To her, the moon remains an enigma that has yet to reveal even a fraction of its secrets.

“There are exciting things we can learn from the moon,” Zellner said.

And she plans to continue that study and, along the way, help make Albion a player in the study of the solar system.

This fall, Zellner received three grants from the National Science Foundation and NASA to explore what lunar glasses, created by meteor impacts, tell us about solar system processes.

The $198,000 grant from the NSF will allow her to travel at least twice to Curtin University in Perth, Australia, and the Australian National University in Canberra starting next winter.

In addition, Zellner will be part of new NASA-funded collaborations with colleagues at Purdue University and at Marshall Spaceflight Center in Huntsville, Alabama, where she’ll study meteor impact glasses on the moon recovered from the Apollo 16 moon mission.

Those glass beads can offer a glimpse back to the ancient past of the moon and, indeed, offer clues to just how the Earth was affected by comets or asteroids and, perhaps, what its future holds.

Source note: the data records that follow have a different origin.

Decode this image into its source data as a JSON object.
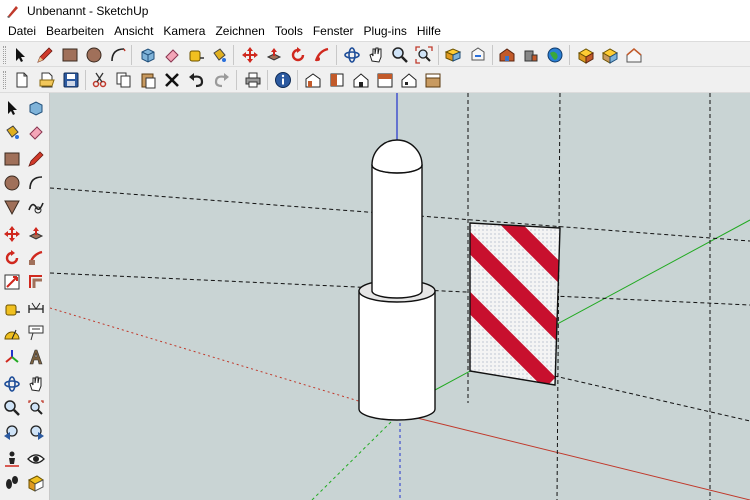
{
  "window": {
    "title": "Unbenannt - SketchUp"
  },
  "menu": {
    "items": [
      "Datei",
      "Bearbeiten",
      "Ansicht",
      "Kamera",
      "Zeichnen",
      "Tools",
      "Fenster",
      "Plug-ins",
      "Hilfe"
    ]
  },
  "colors": {
    "axis_red": "#c0392b",
    "axis_green": "#22aa22",
    "axis_blue": "#2233cc",
    "viewport_bg": "#c9d4d4",
    "stripe_red": "#c8102e"
  },
  "toolbar_row_1": {
    "icons": [
      "select-arrow-icon",
      "pencil-icon",
      "rectangle-icon",
      "circle-icon",
      "arc-icon",
      "eraser-icon",
      "paint-bucket-icon",
      "move-icon",
      "rotate-icon",
      "follow-me-icon",
      "orbit-icon",
      "pan-hand-icon",
      "zoom-icon",
      "zoom-extents-icon",
      "get-models-icon",
      "share-model-icon",
      "warehouse-icon",
      "google-earth-icon",
      "extension-icon",
      "component-icon"
    ]
  },
  "toolbar_row_2": {
    "icons": [
      "new-file-icon",
      "open-folder-icon",
      "save-icon",
      "cut-icon",
      "copy-icon",
      "paste-icon",
      "delete-icon",
      "undo-icon",
      "redo-icon",
      "print-icon",
      "model-info-icon",
      "iso-view-icon",
      "top-view-icon",
      "front-view-icon",
      "right-view-icon",
      "back-view-icon",
      "left-view-icon"
    ]
  },
  "left_toolbar": {
    "icons": [
      "select-arrow-icon",
      "make-component-icon",
      "paint-bucket-icon",
      "eraser-icon",
      "rectangle-icon",
      "line-icon",
      "circle-icon",
      "arc-icon",
      "polygon-icon",
      "freehand-icon",
      "move-icon",
      "push-pull-icon",
      "rotate-icon",
      "follow-me-icon",
      "scale-icon",
      "offset-icon",
      "tape-measure-icon",
      "dimension-icon",
      "protractor-icon",
      "text-icon",
      "axes-icon",
      "3d-text-icon",
      "orbit-icon",
      "pan-icon",
      "zoom-icon",
      "zoom-window-icon",
      "previous-view-icon",
      "next-view-icon",
      "position-camera-icon",
      "look-around-icon",
      "walk-icon",
      "section-plane-icon"
    ]
  }
}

She has analyzed the ages of about 150 samples over the years, most from those later Apollo missions, but said more data are needed.

Still, the samples already on hand have made a difference in learning how the moon, the Earth and even the solar system are now being studied.

“What we thought we knew is changing,” she said. “The data are telling us something interesting was happening on the moon in terms of how many objects have hit it over time.”

Her studies, which have taken her to Europe and to Australia, and the fact that Josh Cassada, ’95, is a recently named NASA astronaut, have helped put Albion on the map in terms of physics and the exploration of space.

“I honestly think it does,” she said. “I don’t think Albion was even on the radar with NASA but this puts Albion’s name out there nationally.”

And for Zellner, just as she did as a kid in the Wisconsin countryside, it offers another opportunity to keep looking up.